Let's face it guys: When it comes to socio-political issues like abortion, legalizing of drugs and/or prostitution, and even gay marriage, the man we place in the Oval Office has relatively little to do with how this country will ultimately position itself. Congress or state legislators have more direct control over these issues. A President can only appoint himself as a spokesman for or against a cause, and can only legislate by exercising his power of veto. Even then, he can be overridden.

It is really only as Commander In Chief that the President can get directly involved in how a conflict is resolved. Otherwise, for all intents and purposes, the President becomes little more than a figurehead. Can he still lead by example? Certainly, and he should. Witness the "example" of Clinton and his amoral approach to defining "sexual relations." That kind of "leadership" this country doesn't need. In the long run, money simply cannot buy the kind of leadership needed to fill our current vacuum.

The bottom line? We need political leaders who are less about the money (and where it's spent), and more about exemplifying the kinds of qualities that can truly make this country great: Integrity; honesty; prudence; virtue.

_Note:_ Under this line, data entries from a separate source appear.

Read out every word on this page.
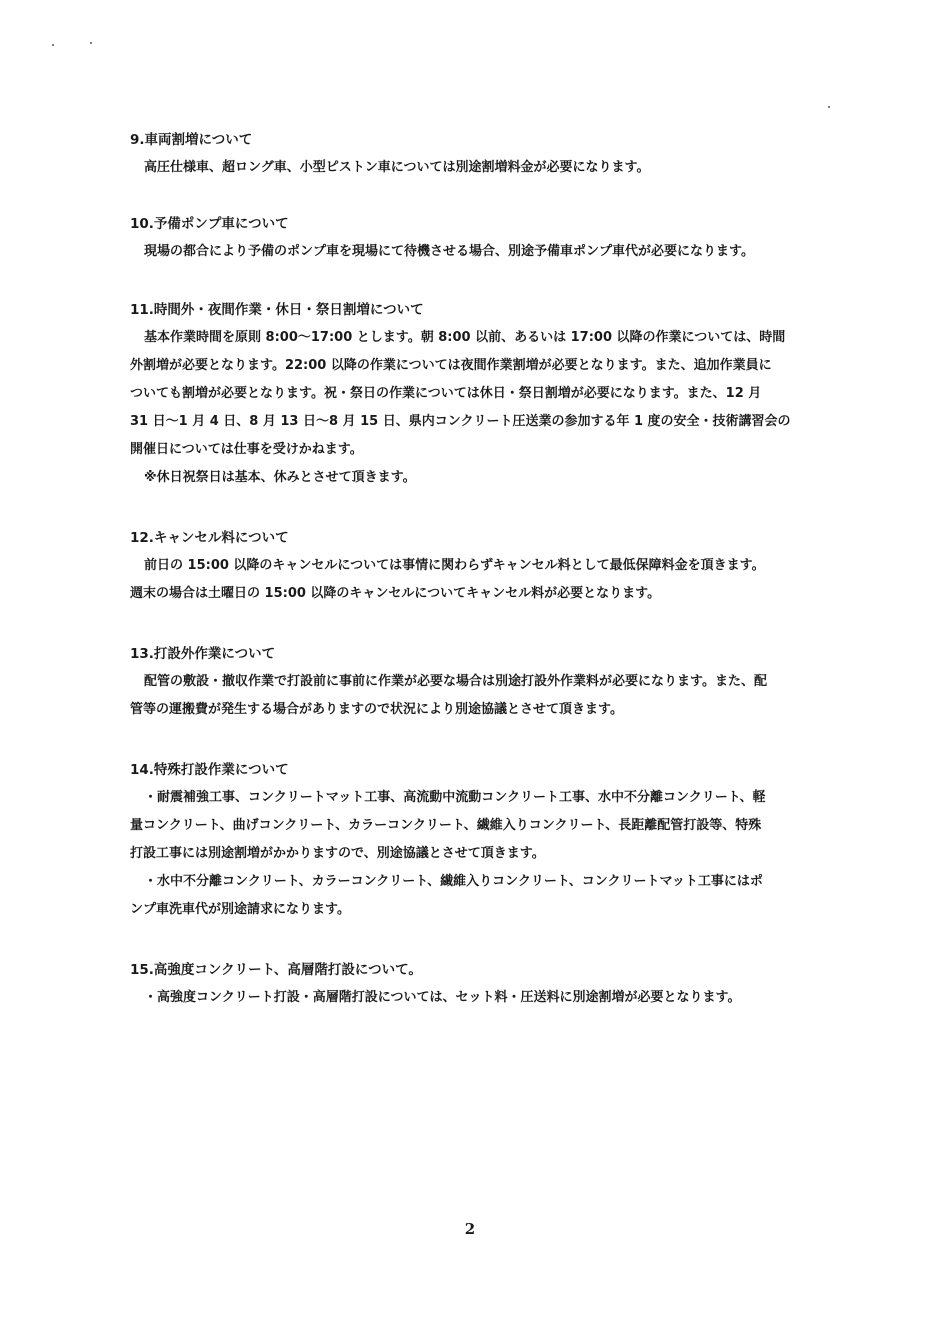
9.車両割増について

高圧仕様車、超ロング車、小型ピストン車については別途割増料金が必要になります。

10.予備ポンプ車について

現場の都合により予備のポンプ車を現場にて待機させる場合、別途予備車ポンプ車代が必要になります。

11.時間外・夜間作業・休日・祭日割増について

基本作業時間を原則 8:00～17:00 とします。朝 8:00 以前、あるいは 17:00 以降の作業については、時間
外割増が必要となります。22:00 以降の作業については夜間作業割増が必要となります。また、追加作業員に
ついても割増が必要となります。祝・祭日の作業については休日・祭日割増が必要になります。また、12 月
31 日～1 月 4 日、8 月 13 日～8 月 15 日、県内コンクリート圧送業の参加する年 1 度の安全・技術講習会の
開催日については仕事を受けかねます。
※休日祝祭日は基本、休みとさせて頂きます。

12.キャンセル料について

前日の 15:00 以降のキャンセルについては事情に関わらずキャンセル料として最低保障料金を頂きます。
週末の場合は土曜日の 15:00 以降のキャンセルについてキャンセル料が必要となります。

13.打設外作業について

配管の敷設・撤収作業で打設前に事前に作業が必要な場合は別途打設外作業料が必要になります。また、配
管等の運搬費が発生する場合がありますので状況により別途協議とさせて頂きます。

14.特殊打設作業について

・耐震補強工事、コンクリートマット工事、高流動中流動コンクリート工事、水中不分離コンクリート、軽
量コンクリート、曲げコンクリート、カラーコンクリート、繊維入りコンクリート、長距離配管打設等、特殊
打設工事には別途割増がかかりますので、別途協議とさせて頂きます。
・水中不分離コンクリート、カラーコンクリート、繊維入りコンクリート、コンクリートマット工事にはポ
ンプ車洗車代が別途請求になります。

15.高強度コンクリート、高層階打設について。

・高強度コンクリート打設・高層階打設については、セット料・圧送料に別途割増が必要となります。

2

So where are we gonna get that kind of money?


Cameron said...


In fact, I do have a few "liberal" quirks myself, but not nearly enough that I'm willing to ditch the Republican party. As I say, for me there is only one issue driving my vote this year, and, when it comes to the War on Terror, the man we put in office has pretty much everything to do with how we will approach the war.

For your main point, though, I must politely disagree. Perhap your point has been valid historically, but this election feels different, and not just because it's the first one I'm paying actual attention to. When we consider how the Left has positioned itself during the last 40 years to push its agenda - just look at the judges - well, let me put it another way:

If it can be argued, as it has been elsewhere, that the 2000 election didn't carry a particular mandate for either candidate, then this election most certainly does carry a mandate as we are facing an ideological war that has two fronts, one abroad against religious nuts, and one at home against anti-religious nuts. Whether he likes it or not (and I suspect he doesn't care one way or the other), Kerry is the de facto leader of the anti-religious Left, and voting him in would actually legitimize the Left's agenda.

That's how I see it, but I have never denied that I am possibly a nut myself.

Woody said...

Actually, there would be a difference even between "perceived" mandates, and "real" mandates nowadays. The perception this year is that, yes, the war on terror IS the issue, and that whoever ends up in office will have to deal with it - hopefully effectively. "Real" mandates, on the other hand, are becoming increasingly rare. This is the kind of mandate where voters overwhelmingly put someone in office precisely because that person won on some issue or other. When Reagan took office, the mandate said something like, "No, we aren't better off than we were four years ago. Fix it." Hence my argument that there was no real mandate to arise from the 2000 election. (I may be guilty of over-simplification here.)

I can still make the case that "liberal vs. conservative" is not necessarily the same as "Democrat vs. Republican." In fact, as far as politics are concerned, the original scale to which the Founders worked was where to place the power to govern. The Founders, in creating the Constitution, made it plain that the greater portion of power in this country was to remain with the people and the states. The federal government was to have little power. The political scale of the day indicated that you were either for keeping the power base with the people and states, or giving more power to the federals.

We, unfortunately, have continually granted to the federal government more and more power until today we would find it nearly impossible to reverse the trend. That's why modern politics is still all about money. That's the power that we've given the feds, and will probably never see returned to us in our lifetimes.